Whenever you gather information on real property, think about the following information:
This will be in one of two forms.
- If it’s in some kind of subdivision or organized residential development, it will say something like “Lot so-and-so of the Lee Borden survey of Splitup Acres, recorded at Book so-and-so, Page so-and-so.” This is by far the most common form of description for most homes.
- If it’s not, it will actually describe the property using what lawyers and surveyors call “metes and bounds.” This is an actual description of a walk around the borders of your property. It will say something like “Commence at the SW (that means Southwest) corner of the NW corner of Section 37, and travel 250 feet to a point of beginning. Then turn 90 degrees” – well, you get the idea. When all of the turning and measuring is finished, it should be back at the same corner where it started.
The property description should be easy to get. If you have a copy of your deed, that’s the easiest way. If you don’t, you can get it some other way:
- Title insurance policy on your home, if you have one.
- The tax assessor in your county or parish will have the record, and you can pull it up that way.
- Call the lawyer who handled the closing.
- Call the real estate agent who worked with you to buy the house.
Fair Market Value
The Fair Market Value of any asset (and real property is an asset) is the price that would be paid by a willing seller who doesn’t have to sell and a willing buyer who doesn’t have to buy, assuming both the seller and the buyer have reasonable knowledge of the relevant information about the asset. There are several ways to estimate the Fair Market Value of real estate.

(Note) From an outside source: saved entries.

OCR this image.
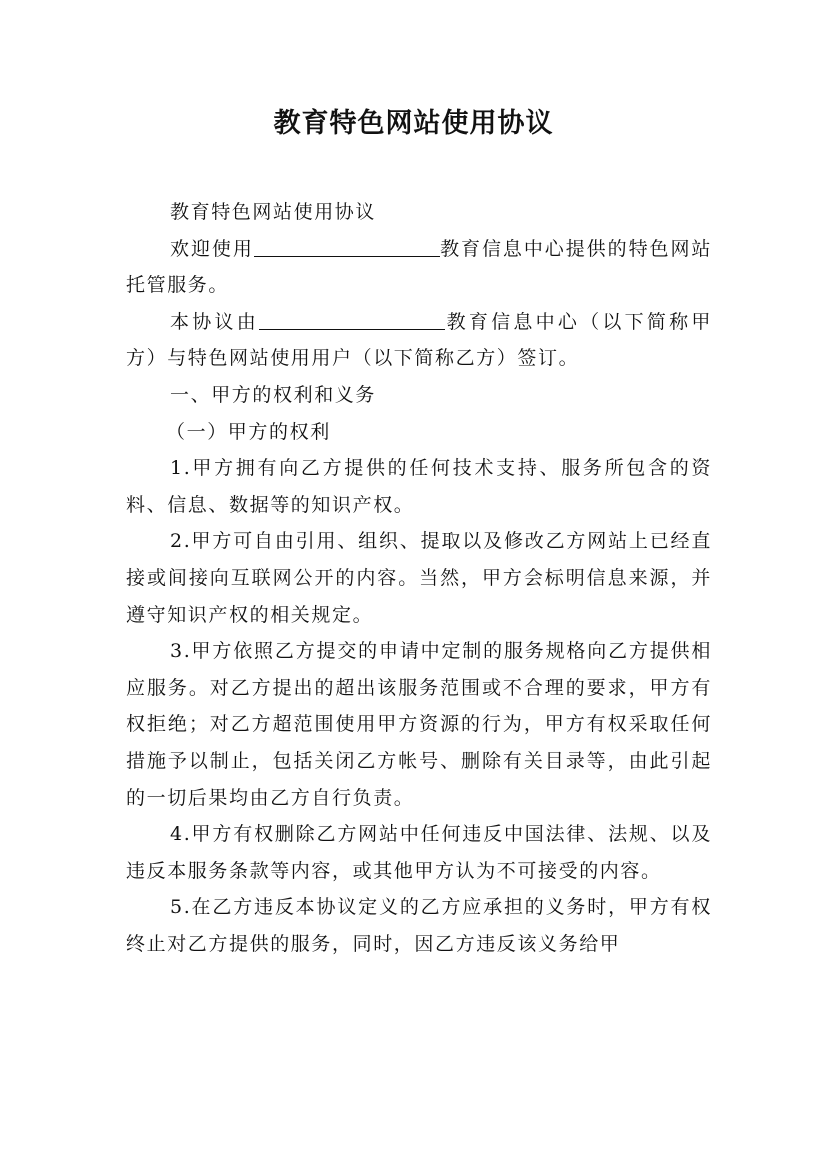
教育特色网站使用协议

教育特色网站使用协议

欢迎使用	教育信息中心提供的特色网站托管服务。

本协议由	教育信息中心（以下简称甲方）与特色网站使用用户（以下简称乙方）签订。

一、甲方的权利和义务

（一）甲方的权利

1.甲方拥有向乙方提供的任何技术支持、服务所包含的资料、信息、数据等的知识产权。

2.甲方可自由引用、组织、提取以及修改乙方网站上已经直接或间接向互联网公开的内容。当然，甲方会标明信息来源，并遵守知识产权的相关规定。

3.甲方依照乙方提交的申请中定制的服务规格向乙方提供相应服务。对乙方提出的超出该服务范围或不合理的要求，甲方有权拒绝；对乙方超范围使用甲方资源的行为，甲方有权采取任何措施予以制止，包括关闭乙方帐号、删除有关目录等，由此引起的一切后果均由乙方自行负责。

4.甲方有权删除乙方网站中任何违反中国法律、法规、以及违反本服务条款等内容，或其他甲方认为不可接受的内容。

5.在乙方违反本协议定义的乙方应承担的义务时，甲方有权终止对乙方提供的服务，同时，因乙方违反该义务给甲
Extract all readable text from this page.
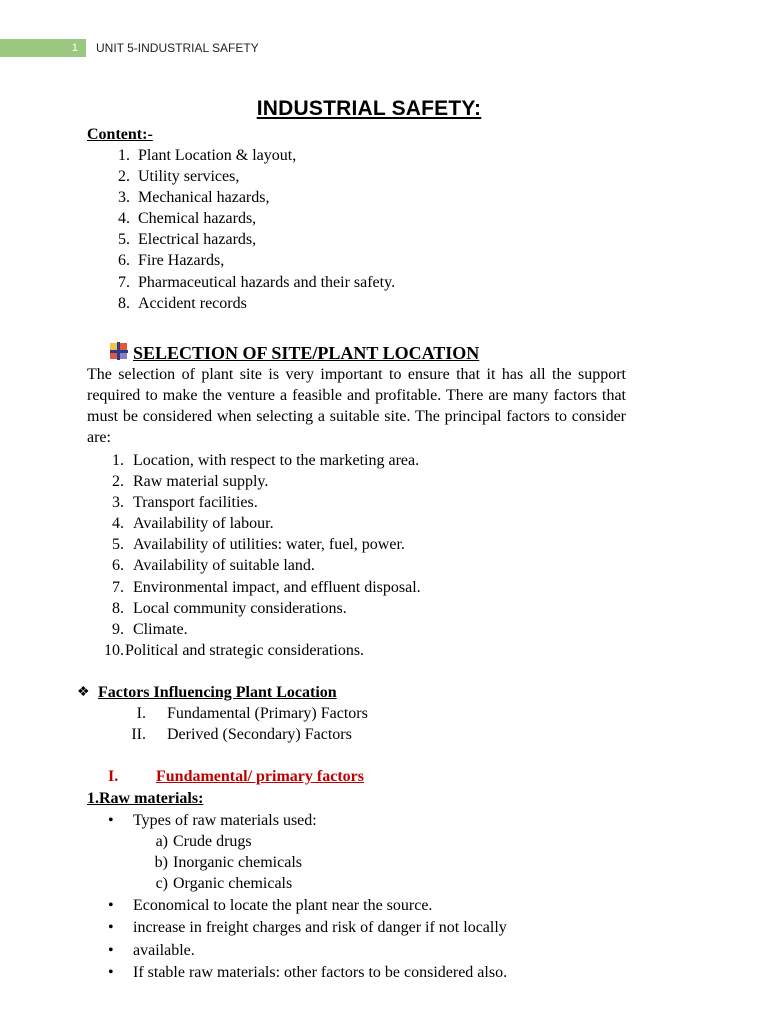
1	UNIT 5-INDUSTRIAL SAFETY
INDUSTRIAL SAFETY:
Content:-
1. Plant Location & layout,
2. Utility services,
3. Mechanical hazards,
4. Chemical hazards,
5. Electrical hazards,
6. Fire Hazards,
7. Pharmaceutical hazards and their safety.
8. Accident records
SELECTION OF SITE/PLANT LOCATION

The selection of plant site is very important to ensure that it has all the support required to make the venture a feasible and profitable. There are many factors that must be considered when selecting a suitable site. The principal factors to consider are:

1. Location, with respect to the marketing area.
2. Raw material supply.
3. Transport facilities.
4. Availability of labour.
5. Availability of utilities: water, fuel, power.
6. Availability of suitable land.
7. Environmental impact, and effluent disposal.
8. Local community considerations.
9. Climate.
10. Political and strategic considerations.
❖ Factors Influencing Plant Location
I. Fundamental (Primary) Factors
II. Derived (Secondary) Factors
I. Fundamental/ primary factors
1.Raw materials:
• Types of raw materials used:
a) Crude drugs
b) Inorganic chemicals
c) Organic chemicals
• Economical to locate the plant near the source.
• increase in freight charges and risk of danger if not locally
• available.
• If stable raw materials: other factors to be considered also.
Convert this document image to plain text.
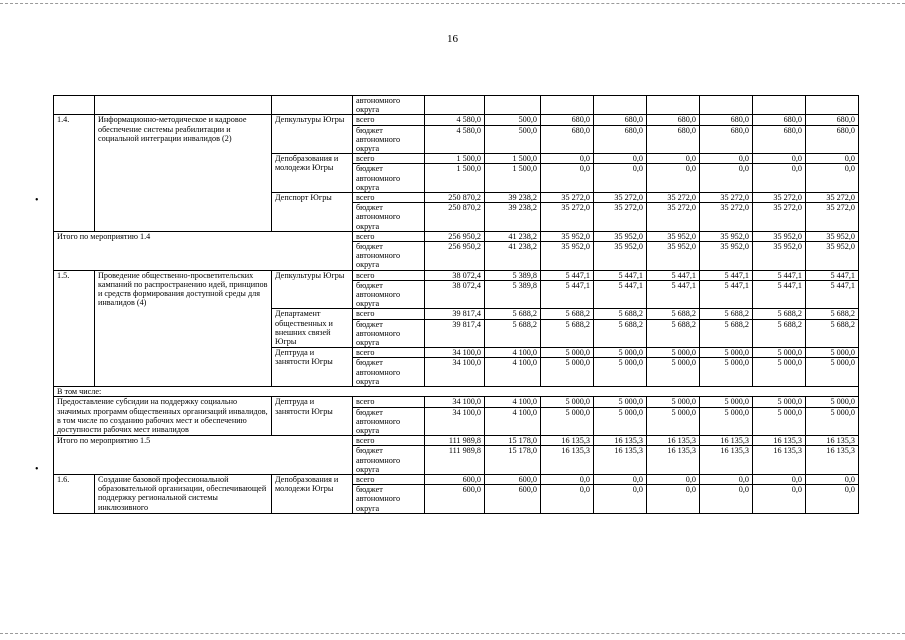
16
•
•
			автономного округа								
1.4.	Информационно-методическое и кадровое обеспечение системы реабилитации и социальной интеграции инвалидов (2)	Депкультуры Югры	всего	4 580,0	500,0	680,0	680,0	680,0	680,0	680,0	680,0
			бюджет автономного округа	4 580,0	500,0	680,0	680,0	680,0	680,0	680,0	680,0
		Депобразования и молодежи Югры	всего	1 500,0	1 500,0	0,0	0,0	0,0	0,0	0,0	0,0
			бюджет автономного округа	1 500,0	1 500,0	0,0	0,0	0,0	0,0	0,0	0,0
		Депспорт Югры	всего	250 870,2	39 238,2	35 272,0	35 272,0	35 272,0	35 272,0	35 272,0	35 272,0
			бюджет автономного округа	250 870,2	39 238,2	35 272,0	35 272,0	35 272,0	35 272,0	35 272,0	35 272,0
Итого по мероприятию 1.4			всего	256 950,2	41 238,2	35 952,0	35 952,0	35 952,0	35 952,0	35 952,0	35 952,0
			бюджет автономного округа	256 950,2	41 238,2	35 952,0	35 952,0	35 952,0	35 952,0	35 952,0	35 952,0
1.5.	Проведение общественно-просветительских кампаний по распространению идей, принципов и средств формирования доступной среды для инвалидов (4)	Депкультуры Югры	всего	38 072,4	5 389,8	5 447,1	5 447,1	5 447,1	5 447,1	5 447,1	5 447,1
			бюджет автономного округа	38 072,4	5 389,8	5 447,1	5 447,1	5 447,1	5 447,1	5 447,1	5 447,1
		Департамент общественных и внешних связей Югры	всего	39 817,4	5 688,2	5 688,2	5 688,2	5 688,2	5 688,2	5 688,2	5 688,2
			бюджет автономного округа	39 817,4	5 688,2	5 688,2	5 688,2	5 688,2	5 688,2	5 688,2	5 688,2
		Дептруда и занятости Югры	всего	34 100,0	4 100,0	5 000,0	5 000,0	5 000,0	5 000,0	5 000,0	5 000,0
			бюджет автономного округа	34 100,0	4 100,0	5 000,0	5 000,0	5 000,0	5 000,0	5 000,0	5 000,0
В том числе:											
Предоставление субсидии на поддержку социально значимых программ общественных организаций инвалидов, в том числе по созданию рабочих мест и обеспечению доступности рабочих мест инвалидов		Дептруда и занятости Югры	всего	34 100,0	4 100,0	5 000,0	5 000,0	5 000,0	5 000,0	5 000,0	5 000,0
			бюджет автономного округа	34 100,0	4 100,0	5 000,0	5 000,0	5 000,0	5 000,0	5 000,0	5 000,0
Итого по мероприятию 1.5			всего	111 989,8	15 178,0	16 135,3	16 135,3	16 135,3	16 135,3	16 135,3	16 135,3
			бюджет автономного округа	111 989,8	15 178,0	16 135,3	16 135,3	16 135,3	16 135,3	16 135,3	16 135,3
1.6.	Создание базовой профессиональной образовательной организации, обеспечивающей поддержку региональной системы инклюзивного	Депобразования и молодежи Югры	всего	600,0	600,0	0,0	0,0	0,0	0,0	0,0	0,0
			бюджет автономного округа	600,0	600,0	0,0	0,0	0,0	0,0	0,0	0,0
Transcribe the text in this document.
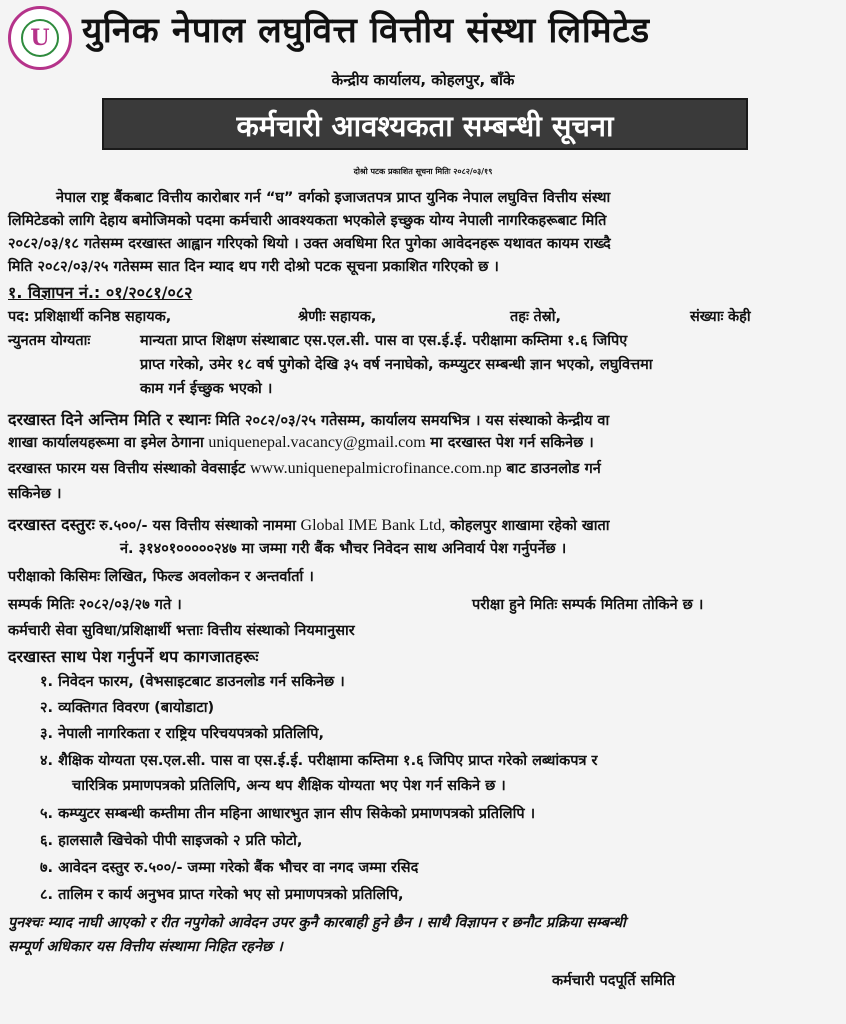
U युनिक नेपाल लघुवित्त वित्तीय संस्था लिमिटेड
केन्द्रीय कार्यालय, कोहलपुर, बाँके
कर्मचारी आवश्यकता सम्बन्धी सूचना
दोश्रो पटक प्रकाशित सूचना मितिः २०८२/०३/१९
नेपाल राष्ट्र बैंकबाट वित्तीय कारोबार गर्न “घ” वर्गको इजाजतपत्र प्राप्त युनिक नेपाल लघुवित्त वित्तीय संस्था
लिमिटेडको लागि देहाय बमोजिमको पदमा कर्मचारी आवश्यकता भएकोले इच्छुक योग्य नेपाली नागरिकहरूबाट मिति
२०८२/०३/१८ गतेसम्म दरखास्त आह्वान गरिएको थियो । उक्त अवधिमा रित पुगेका आवेदनहरू यथावत कायम राख्दै
मिति २०८२/०३/२५ गतेसम्म सात दिन म्याद थप गरी दोश्रो पटक सूचना प्रकाशित गरिएको छ ।
१. विज्ञापन नं.: ०१/२०८१/०८२
पद: प्रशिक्षार्थी कनिष्ठ सहायक,	श्रेणीः सहायक,	तहः तेस्रो,	संख्याः केही
न्युनतम योग्यताः	मान्यता प्राप्त शिक्षण संस्थाबाट एस.एल.सी. पास वा एस.ई.ई. परीक्षामा कम्तिमा १.६ जिपिए
प्राप्त गरेको, उमेर १८ वर्ष पुगेको देखि ३५ वर्ष ननाघेको, कम्प्युटर सम्बन्धी ज्ञान भएको, लघुवित्तमा
काम गर्न ईच्छुक भएको ।
दरखास्त दिने अन्तिम मिति र स्थानः मिति २०८२/०३/२५ गतेसम्म, कार्यालय समयभित्र । यस संस्थाको केन्द्रीय वा
शाखा कार्यालयहरूमा वा इमेल ठेगाना uniquenepal.vacancy@gmail.com मा दरखास्त पेश गर्न सकिनेछ ।
दरखास्त फारम यस वित्तीय संस्थाको वेवसाईट www.uniquenepalmicrofinance.com.np बाट डाउनलोड गर्न
सकिनेछ ।
दरखास्त दस्तुरः रु.५००/- यस वित्तीय संस्थाको नाममा Global IME Bank Ltd, कोहलपुर शाखामा रहेको खाता
नं. ३१४०१०००००२४७ मा जम्मा गरी बैंक भौचर निवेदन साथ अनिवार्य पेश गर्नुपर्नेछ ।
परीक्षाको किसिमः लिखित, फिल्ड अवलोकन र अन्तर्वार्ता ।
सम्पर्क मितिः २०८२/०३/२७ गते ।	परीक्षा हुने मितिः सम्पर्क मितिमा तोकिने छ ।
कर्मचारी सेवा सुविधा/प्रशिक्षार्थी भत्ताः वित्तीय संस्थाको नियमानुसार
दरखास्त साथ पेश गर्नुपर्ने थप कागजातहरूः
१. निवेदन फारम, (वेभसाइटबाट डाउनलोड गर्न सकिनेछ ।
२. व्यक्तिगत विवरण (बायोडाटा)
३. नेपाली नागरिकता र राष्ट्रिय परिचयपत्रको प्रतिलिपि,
४. शैक्षिक योग्यता एस.एल.सी. पास वा एस.ई.ई. परीक्षामा कम्तिमा १.६ जिपिए प्राप्त गरेको लब्धांकपत्र र
चारित्रिक प्रमाणपत्रको प्रतिलिपि, अन्य थप शैक्षिक योग्यता भए पेश गर्न सकिने छ ।
५. कम्प्युटर सम्बन्धी कम्तीमा तीन महिना आधारभुत ज्ञान सीप सिकेको प्रमाणपत्रको प्रतिलिपि ।
६. हालसालै खिचेको पीपी साइजको २ प्रति फोटो,
७. आवेदन दस्तुर रु.५००/- जम्मा गरेको बैंक भौचर वा नगद जम्मा रसिद
८. तालिम र कार्य अनुभव प्राप्त गरेको भए सो प्रमाणपत्रको प्रतिलिपि,
पुनश्चः म्याद नाघी आएको र रीत नपुगेको आवेदन उपर कुनै कारबाही हुने छैन । साथै विज्ञापन र छनौट प्रक्रिया सम्बन्धी
सम्पूर्ण अधिकार यस वित्तीय संस्थामा निहित रहनेछ ।
कर्मचारी पदपूर्ति समिति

- You can order an appraisal, but that costs money.
- You can find out what other properties around you are selling for, and estimate the value from that. No cost, but lots of time and trouble. And do you know how others will perceive the differences between your property and other houses nearby? I know I sure don’t.
- You can ask a real estate agent to do a comparable search for you and estimate the value. This is also free, and I think you can get a really accurate value this way. Just make sure the agent who does the estimate for you sells lots of property in your area. And I think the more successful the better. The more successful agents, the busy agents, are less likely to give you an overstated value as a way of enticing you to list it with them. They’ll want to set a realistic value at which they know they can sell your property reasonably quickly, get their commission, and go on to the next sale.
What You Paid For It
For most homeowners, this no longer matters. That’s because you can now exclude up to $250,000 of gain on the sale of home that’s been your residence for any two of the last five years, $500,000 for the two of you together if you’re still married. It still matters for real property other than your principal residence, however, and it also matters for your home if you still own it but haven’t lived there in a while.
Most people usually have an idea what they paid for the house. If you don’t, you’ll probably need some cooperation from your spouse. If you don’t get it, print The Discovery Money Pit and give it to them. Ask them if that’s what they really want you to have to do.
Uncle Sam treats money you’ve invested in improvements to real property as if you paid that much more for the property when you bought it. We’re looking here for major improvements, things like an addition, an upgraded climate control system, or moving walls around. New carpet, patching up the parking lot, and replanting the dead bushes out front don’t count.
Depreciation is the technical term for an assumption Uncle Sam allows us to make that our use of property wears it out over time and makes it less valuable. Depreciation isn’t an issue for most of us.